3.Calcium and Vitamin D
Studies have shown that these two substances not only strengthen bones, but may also fight against colon cancer. Calcium sources include: milk, yogurt, cheese, salmon, sardines, and dark-green leafy vegetables, such as kale and collard greens. Foods that include vitamin D are salmon, sardines, egg yolks, fortified cow’s milk, chicken livers and don’t forget the sun; 20 minutes of sun exposure before 10 a.m. and after 3 p.m. is a perfect source of vitamin D.

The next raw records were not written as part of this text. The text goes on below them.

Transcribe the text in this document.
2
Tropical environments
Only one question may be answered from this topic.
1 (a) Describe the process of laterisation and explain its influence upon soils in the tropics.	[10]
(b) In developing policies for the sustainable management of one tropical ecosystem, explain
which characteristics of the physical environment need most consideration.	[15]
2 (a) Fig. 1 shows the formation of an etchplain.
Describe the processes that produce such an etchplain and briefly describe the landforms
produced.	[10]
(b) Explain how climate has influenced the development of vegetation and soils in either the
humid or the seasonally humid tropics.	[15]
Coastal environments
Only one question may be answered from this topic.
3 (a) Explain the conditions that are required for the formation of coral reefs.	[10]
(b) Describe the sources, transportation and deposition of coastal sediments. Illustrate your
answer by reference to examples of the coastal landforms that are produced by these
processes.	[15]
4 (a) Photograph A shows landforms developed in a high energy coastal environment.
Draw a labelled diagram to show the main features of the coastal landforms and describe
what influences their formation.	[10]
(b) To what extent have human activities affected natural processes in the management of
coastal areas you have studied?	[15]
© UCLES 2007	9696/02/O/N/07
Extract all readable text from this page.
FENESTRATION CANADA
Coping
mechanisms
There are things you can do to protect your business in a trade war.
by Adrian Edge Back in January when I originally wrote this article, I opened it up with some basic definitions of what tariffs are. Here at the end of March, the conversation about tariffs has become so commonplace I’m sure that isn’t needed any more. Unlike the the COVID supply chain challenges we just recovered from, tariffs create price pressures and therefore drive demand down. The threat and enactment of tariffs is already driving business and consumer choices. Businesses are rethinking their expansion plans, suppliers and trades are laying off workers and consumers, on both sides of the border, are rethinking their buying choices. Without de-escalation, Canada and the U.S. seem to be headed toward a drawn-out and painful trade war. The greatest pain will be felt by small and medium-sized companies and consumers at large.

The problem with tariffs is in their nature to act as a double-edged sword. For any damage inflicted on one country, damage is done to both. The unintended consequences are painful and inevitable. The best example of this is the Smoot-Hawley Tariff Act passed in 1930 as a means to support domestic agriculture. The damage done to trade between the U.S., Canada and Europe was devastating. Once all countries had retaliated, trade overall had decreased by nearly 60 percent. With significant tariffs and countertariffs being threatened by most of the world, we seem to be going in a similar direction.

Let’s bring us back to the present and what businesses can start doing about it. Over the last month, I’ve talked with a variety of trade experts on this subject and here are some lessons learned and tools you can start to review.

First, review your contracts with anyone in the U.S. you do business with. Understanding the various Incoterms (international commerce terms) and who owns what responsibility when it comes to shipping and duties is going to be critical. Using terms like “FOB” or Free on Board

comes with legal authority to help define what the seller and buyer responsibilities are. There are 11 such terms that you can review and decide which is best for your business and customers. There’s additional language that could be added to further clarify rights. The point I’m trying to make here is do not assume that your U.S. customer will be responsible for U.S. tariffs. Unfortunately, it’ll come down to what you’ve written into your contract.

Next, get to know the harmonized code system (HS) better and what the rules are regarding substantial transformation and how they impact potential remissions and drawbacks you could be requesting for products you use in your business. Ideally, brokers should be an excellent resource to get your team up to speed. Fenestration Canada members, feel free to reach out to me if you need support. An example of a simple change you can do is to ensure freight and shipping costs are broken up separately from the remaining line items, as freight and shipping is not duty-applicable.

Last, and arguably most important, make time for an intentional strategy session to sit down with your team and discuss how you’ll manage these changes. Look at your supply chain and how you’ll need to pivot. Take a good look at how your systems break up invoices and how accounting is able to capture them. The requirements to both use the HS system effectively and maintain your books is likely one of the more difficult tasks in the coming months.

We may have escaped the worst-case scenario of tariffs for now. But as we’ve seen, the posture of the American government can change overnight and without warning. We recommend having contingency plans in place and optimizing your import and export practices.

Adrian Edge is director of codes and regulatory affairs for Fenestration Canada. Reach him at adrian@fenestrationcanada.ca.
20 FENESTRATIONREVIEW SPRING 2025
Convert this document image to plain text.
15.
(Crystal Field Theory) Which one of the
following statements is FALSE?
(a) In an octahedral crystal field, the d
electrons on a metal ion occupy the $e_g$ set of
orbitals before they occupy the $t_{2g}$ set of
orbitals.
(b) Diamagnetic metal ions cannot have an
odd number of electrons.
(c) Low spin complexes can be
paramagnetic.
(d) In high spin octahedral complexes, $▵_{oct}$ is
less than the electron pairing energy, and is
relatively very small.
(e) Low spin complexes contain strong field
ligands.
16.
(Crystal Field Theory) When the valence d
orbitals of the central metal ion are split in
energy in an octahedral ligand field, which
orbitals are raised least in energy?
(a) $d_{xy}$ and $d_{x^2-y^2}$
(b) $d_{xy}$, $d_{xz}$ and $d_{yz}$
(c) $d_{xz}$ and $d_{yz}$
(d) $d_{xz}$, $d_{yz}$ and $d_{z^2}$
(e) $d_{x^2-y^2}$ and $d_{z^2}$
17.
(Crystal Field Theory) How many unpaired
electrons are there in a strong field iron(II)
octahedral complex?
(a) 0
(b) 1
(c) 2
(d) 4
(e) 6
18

Fiber is powerful weapon against cancer, has protective effects against colorectal cancer and improves overall health. Fiber rich sources are: whole-grain breads and cereals, berries, prunes, kidney beans and other legumes, brown rice, fresh fruits and vegetables.
Whenever you increase your fiber intake, do it slowly to prevent gas and cramping.
Phytochemicals are found to be helpful in the fight against colorectal cancer, phytochemicals are found in a variety of plant foods, such as citrus fruits, tomatoes, berries, carrots, peppers, broccoli, cabbage, and soy beans.
6.Increased physical activity
Increased levels of activity lower the risk of colorectal cancer. Doing moderate activities on a regular basis can lower the risk, but vigorous activity might have an even better benefit.
Recommendations for physical activity are:
-Adults: Should get at least 150 min of moderate intensity or 75 min of high intensity activity per week (or a combination of these), better to be spread throughout the week.
-Children and Teenagers: Should get at least 60 min of moderate or high intensity activity every day.
Avoid sedentary behavior such as lying down, sitting, watching TV, and other screen-based entertainment.
Doing some physical activity beside usual activities, no matter what one’s level of activity, can cause many health benefits.
Healthy Eating Guidelines to reduce the risk of colorectal cancer:
•Increase the amount and the intensity of physical activity.
•Consume less red and processed meats.
•Eat more fruit and vegetables.
•Get the recommended levels of vitamin D and calcium.
•Avoid weight gain and obesity around the midsection.
•Avoid having excess alcohol.
It is also very important to have regular colorectal screening because the discovery and the removal of polyps in the colon can help prevent colorectal cancer.